In the early 21st century, the report said that Taiwan was regarded as a “troublemaker” in the Taiwan Strait. However, in recent years, the EU has gradually recognized Taiwan as a “like-minded partner.” The EU also understood that when China is constantly trying to change the status quo, Europe must have different strategies for dealing with Taiwan. So suggestions are made from three aspects: politics, economy, and military.
Political, military, and economic proposals
First of all, the report said, in terms of politics, most countries in Europe still adhere to “one China” policy and only verbally support Taiwan. They are reluctant to take action to improve their relationship with Taiwan. So this move only delays the conflict between Europe and China, but the EU will ultimately pay more in the long run.

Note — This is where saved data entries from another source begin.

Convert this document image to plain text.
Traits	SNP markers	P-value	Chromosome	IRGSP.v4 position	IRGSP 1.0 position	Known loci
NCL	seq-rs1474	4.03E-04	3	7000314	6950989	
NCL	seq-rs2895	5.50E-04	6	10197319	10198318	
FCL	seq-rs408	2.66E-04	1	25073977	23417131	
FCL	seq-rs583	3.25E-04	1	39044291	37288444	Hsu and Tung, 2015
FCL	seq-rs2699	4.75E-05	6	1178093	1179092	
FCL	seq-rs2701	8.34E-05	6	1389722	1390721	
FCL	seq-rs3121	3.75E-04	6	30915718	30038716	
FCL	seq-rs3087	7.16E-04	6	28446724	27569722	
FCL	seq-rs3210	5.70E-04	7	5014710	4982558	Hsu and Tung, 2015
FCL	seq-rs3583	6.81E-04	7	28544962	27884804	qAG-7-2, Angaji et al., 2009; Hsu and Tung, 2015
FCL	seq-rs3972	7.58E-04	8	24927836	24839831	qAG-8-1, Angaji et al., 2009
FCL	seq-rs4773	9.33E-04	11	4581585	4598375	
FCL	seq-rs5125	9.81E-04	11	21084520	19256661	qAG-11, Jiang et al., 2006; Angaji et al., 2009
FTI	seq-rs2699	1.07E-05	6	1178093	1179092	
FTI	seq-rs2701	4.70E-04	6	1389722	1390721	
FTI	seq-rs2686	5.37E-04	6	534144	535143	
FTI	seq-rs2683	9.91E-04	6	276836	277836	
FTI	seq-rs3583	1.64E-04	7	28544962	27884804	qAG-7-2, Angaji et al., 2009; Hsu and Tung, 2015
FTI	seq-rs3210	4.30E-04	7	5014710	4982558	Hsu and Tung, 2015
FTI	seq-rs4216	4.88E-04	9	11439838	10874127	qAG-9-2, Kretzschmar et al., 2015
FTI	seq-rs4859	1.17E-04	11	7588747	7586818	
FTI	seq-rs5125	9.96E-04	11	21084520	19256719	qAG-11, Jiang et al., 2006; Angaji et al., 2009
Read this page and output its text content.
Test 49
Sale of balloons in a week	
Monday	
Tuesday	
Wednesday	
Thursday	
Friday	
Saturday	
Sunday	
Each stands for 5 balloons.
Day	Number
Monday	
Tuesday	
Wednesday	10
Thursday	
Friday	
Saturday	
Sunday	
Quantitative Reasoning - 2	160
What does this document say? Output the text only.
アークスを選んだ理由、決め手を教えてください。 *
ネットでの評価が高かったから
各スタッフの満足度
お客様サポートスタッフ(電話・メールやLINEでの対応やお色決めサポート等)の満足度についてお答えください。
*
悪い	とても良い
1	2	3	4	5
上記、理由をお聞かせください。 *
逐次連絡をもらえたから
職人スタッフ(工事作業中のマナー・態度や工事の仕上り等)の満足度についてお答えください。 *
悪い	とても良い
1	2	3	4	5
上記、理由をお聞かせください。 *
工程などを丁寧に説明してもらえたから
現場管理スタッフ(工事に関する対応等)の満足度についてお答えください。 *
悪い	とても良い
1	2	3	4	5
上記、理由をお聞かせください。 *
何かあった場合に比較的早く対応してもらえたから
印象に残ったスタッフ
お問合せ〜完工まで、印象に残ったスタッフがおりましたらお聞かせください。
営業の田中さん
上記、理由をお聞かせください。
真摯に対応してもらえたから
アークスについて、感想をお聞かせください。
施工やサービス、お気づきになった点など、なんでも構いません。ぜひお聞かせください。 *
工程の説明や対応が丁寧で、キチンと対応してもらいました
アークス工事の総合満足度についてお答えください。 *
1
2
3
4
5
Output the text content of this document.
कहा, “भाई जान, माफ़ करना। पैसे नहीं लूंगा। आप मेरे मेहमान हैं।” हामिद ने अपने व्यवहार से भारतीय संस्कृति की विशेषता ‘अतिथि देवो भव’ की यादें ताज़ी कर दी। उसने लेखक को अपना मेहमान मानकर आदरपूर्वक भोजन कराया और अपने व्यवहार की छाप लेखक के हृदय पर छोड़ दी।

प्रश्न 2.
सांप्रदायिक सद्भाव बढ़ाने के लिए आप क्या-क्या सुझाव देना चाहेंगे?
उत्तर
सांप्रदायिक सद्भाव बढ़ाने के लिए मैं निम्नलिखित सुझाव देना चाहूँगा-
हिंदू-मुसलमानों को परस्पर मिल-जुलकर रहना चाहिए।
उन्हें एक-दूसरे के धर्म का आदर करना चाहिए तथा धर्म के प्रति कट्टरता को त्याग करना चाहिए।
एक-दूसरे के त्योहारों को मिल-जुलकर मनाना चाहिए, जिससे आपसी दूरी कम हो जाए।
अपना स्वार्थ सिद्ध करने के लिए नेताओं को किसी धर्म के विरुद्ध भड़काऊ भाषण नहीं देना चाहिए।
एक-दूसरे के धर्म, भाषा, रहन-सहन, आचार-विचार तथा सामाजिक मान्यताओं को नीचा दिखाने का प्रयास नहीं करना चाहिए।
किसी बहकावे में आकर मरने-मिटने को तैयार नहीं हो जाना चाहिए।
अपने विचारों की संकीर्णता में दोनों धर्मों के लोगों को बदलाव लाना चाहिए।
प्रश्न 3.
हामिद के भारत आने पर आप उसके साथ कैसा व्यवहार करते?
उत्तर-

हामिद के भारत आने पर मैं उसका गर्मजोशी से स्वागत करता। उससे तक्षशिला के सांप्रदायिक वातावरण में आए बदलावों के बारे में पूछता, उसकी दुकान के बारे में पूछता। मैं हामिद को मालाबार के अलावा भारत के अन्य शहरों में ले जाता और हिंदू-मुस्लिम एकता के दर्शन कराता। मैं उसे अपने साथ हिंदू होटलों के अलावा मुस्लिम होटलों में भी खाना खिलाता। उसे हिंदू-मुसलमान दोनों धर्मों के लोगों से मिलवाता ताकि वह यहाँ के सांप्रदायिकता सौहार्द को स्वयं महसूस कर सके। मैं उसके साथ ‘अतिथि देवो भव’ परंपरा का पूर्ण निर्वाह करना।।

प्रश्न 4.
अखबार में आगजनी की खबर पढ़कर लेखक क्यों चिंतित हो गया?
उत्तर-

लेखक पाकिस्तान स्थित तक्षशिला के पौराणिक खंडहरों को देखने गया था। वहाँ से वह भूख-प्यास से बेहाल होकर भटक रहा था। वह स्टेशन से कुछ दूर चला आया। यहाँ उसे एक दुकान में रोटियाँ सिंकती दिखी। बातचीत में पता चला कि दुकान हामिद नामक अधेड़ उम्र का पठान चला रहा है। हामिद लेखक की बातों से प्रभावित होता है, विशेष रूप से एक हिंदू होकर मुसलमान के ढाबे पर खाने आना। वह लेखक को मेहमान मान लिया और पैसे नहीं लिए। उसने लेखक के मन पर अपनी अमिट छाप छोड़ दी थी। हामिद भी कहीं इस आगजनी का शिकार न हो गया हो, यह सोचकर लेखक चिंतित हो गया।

In this regard, Europe can define Taiwan as an important ideological, political, and economic partner. The option does not necessarily conflict with the “one China” policy, but Europe must shake off fears of potential Chinese retaliation.
The IISS report pointed out that if Europe adopts the above position, it must use its economic strength to prevent China from invading Taiwan by force. Although the outside world often refers to the high trade dependence between Europe and China, the largest exporters of goods to the EU are the US and the UK, followed by China.
In 2020, in terms of trade in services, the EU exported 200.5 billion dollars to the US but only 18.5 billion dollars to China. As for imported goods, the largest amount came from China.
According to the report, Europe should use trade with China as a foreign policy tool to warn China that Europe will suspend investment in China and the import of Chinese goods if the Taiwan Strait crisis breaks out. However, it requires European countries to have concerted action.
In addition, although Taiwan is only the 14th largest trading partner of the EU, Taiwan has key high-tech advantages, and its value in the global supply chain is self-evident.
Finally, considering the Russian threat, the only countries that can assist Taiwan militarily are France, Germany, Italy, the Netherlands, Spain, the UK, and Poland. For “a gray zone” conflicts and cyber warfare, European countries that have the power to formulate norms internationally and have a deep influence in international organizations can establish codes of conduct in advance to help Taiwan.
The European power can also hold joint drills with the Taiwan Coast Guard, providing Taiwan’s cyber operations experience, assisting Taiwan in preventing hacker intrusions, and sharing China’s key military intelligence.
Hold joint drills with Taiwan Coast Guard
The report said that once China launched a naval and air blockade against Taiwan, including expanding China’s air defense identification zone to Taiwan’s airspace and even cutting off Taiwan’s submarine communication cables. Europe can requisition civilian cargo planes to urgently transport supplies to Taiwan to break through China’s blockade.
To prevent Chinese missiles from attacking Taiwan, Europe can also provide Taiwan with Patriot missiles and electronic warfare systems in advance and dispatch warships to assist in missile defense. It can also use electronic warfare aircraft or troops to interfere with China’s missile performance and its ability to supervise intelligence. But this depends on coordination operations with Japan in advance.